CLICK HERE FOR FREE BLOGGER TEMPLATES, LINK BUTTONS AND MORE! »

Pages

Kamis, 23 Juni 2011

Etika Bisnis dalam Persepektif Islam


Etika Bisnis

Sebagian besar paradigma mengenai “etika bisnis” itu bertentangan dengan dirinya sendiri, mana mungkin ada bisnis yang bersih,  bukankah setiap orang yang berani memasuki wilayah bisnis berarti ia harus berani (paling tidak) “bertangan kotor”.
Kita tahu di zaman dulu maupun modern seperti saat ini dunia ekonomi atau bisnis tidak begitu mendapatkan tempat. Banyak orang mengkeruk keuntungan sebanyak-banyaknya tanpa didasari dengan etika bisnis, yang dipedulikan adalah hanya bagaimana mendapat keuntungan sebanyak-banyaknya dan sebesar-besarnya.
Tentu saja banyak yang berfikir jika kita mengikuti dasar suatu etika dalam berbisnis maka yang ada akan mengancam kepailitan.

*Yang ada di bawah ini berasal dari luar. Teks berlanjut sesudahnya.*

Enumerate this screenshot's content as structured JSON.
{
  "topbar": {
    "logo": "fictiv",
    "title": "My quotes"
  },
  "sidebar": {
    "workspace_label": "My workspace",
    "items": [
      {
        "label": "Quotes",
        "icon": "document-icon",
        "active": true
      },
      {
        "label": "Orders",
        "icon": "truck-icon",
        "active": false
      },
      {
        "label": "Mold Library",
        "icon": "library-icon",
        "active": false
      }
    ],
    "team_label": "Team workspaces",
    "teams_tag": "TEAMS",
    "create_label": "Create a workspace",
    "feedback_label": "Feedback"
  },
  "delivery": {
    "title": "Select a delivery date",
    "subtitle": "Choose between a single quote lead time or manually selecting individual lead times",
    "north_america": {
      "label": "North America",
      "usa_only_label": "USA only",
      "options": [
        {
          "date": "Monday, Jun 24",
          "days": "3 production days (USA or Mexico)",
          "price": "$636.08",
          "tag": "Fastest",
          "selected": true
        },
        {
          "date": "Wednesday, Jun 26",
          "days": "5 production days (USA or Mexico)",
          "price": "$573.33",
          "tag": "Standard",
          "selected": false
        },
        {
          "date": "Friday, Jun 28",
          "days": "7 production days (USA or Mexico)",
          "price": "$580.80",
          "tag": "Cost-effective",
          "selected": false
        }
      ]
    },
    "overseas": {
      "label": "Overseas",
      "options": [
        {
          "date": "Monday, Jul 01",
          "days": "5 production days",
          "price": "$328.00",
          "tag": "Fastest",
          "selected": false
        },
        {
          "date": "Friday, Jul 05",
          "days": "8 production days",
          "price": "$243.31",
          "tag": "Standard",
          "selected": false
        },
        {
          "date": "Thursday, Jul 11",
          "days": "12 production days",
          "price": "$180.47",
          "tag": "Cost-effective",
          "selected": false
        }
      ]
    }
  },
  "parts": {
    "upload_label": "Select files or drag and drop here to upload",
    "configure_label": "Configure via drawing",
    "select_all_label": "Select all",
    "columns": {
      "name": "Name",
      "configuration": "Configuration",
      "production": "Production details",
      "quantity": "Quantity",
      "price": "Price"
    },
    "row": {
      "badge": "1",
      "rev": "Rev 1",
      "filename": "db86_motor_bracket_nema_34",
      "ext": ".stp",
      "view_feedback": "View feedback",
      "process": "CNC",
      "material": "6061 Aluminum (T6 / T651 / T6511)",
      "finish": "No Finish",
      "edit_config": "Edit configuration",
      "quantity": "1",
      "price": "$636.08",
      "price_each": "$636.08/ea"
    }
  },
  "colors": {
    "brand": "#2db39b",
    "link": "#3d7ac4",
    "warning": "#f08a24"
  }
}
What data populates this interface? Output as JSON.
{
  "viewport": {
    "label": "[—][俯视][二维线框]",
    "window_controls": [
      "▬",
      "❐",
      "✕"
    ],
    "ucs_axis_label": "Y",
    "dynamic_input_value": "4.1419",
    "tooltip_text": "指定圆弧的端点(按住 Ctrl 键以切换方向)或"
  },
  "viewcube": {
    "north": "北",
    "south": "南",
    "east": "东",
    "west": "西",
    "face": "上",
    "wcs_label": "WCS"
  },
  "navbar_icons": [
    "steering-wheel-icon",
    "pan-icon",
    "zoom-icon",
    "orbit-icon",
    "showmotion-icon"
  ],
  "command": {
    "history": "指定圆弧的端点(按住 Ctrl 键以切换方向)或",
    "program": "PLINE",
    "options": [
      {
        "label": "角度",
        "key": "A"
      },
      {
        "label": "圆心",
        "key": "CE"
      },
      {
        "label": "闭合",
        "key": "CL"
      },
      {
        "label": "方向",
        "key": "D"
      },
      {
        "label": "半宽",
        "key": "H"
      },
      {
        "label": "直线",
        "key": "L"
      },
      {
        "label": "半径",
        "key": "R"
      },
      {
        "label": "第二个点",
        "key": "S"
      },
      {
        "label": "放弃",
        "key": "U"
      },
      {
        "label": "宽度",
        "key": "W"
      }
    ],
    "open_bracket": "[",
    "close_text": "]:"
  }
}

Maka tidak jarang dilingkungan sekitar banyak praktik-praktik bisnis yang tidak sejalan dengan etika itu sendiri.
Etika bisnis itu sendiri merupakan seperangkat nilai tentang baik, buruk, benar, dan salah dalam dunia bisnis berdasarkan pada prinsip-prinsip moralitas. Sehingga wacana tentang nilai-nilai moral (keagamaan) tertentu ikut berperan dalam kehidupan sosial ekonomi masyarakat tertentu, dan telah banyak digulirkan dalam masyarakat ekonomi sejak memasauki abad modern.
Dengan adanya studi etika bisnis ini akan akan banyak membawa manfaat: menanamkan kesadaran akan adanya dimensi etis dalam bisnis, membantu untuk menentukan sikap moral yang tepat dalam menjalankan profesi, bisa dijadikan faktor pendorong bagi tumbuhnya ekonomi, taruhlah dalam hal ini di masyarakat Islam. Etika bersama agama berkaitan erat dengan manusia, tentang upaya pengaturan kehidupan dan perilakunya.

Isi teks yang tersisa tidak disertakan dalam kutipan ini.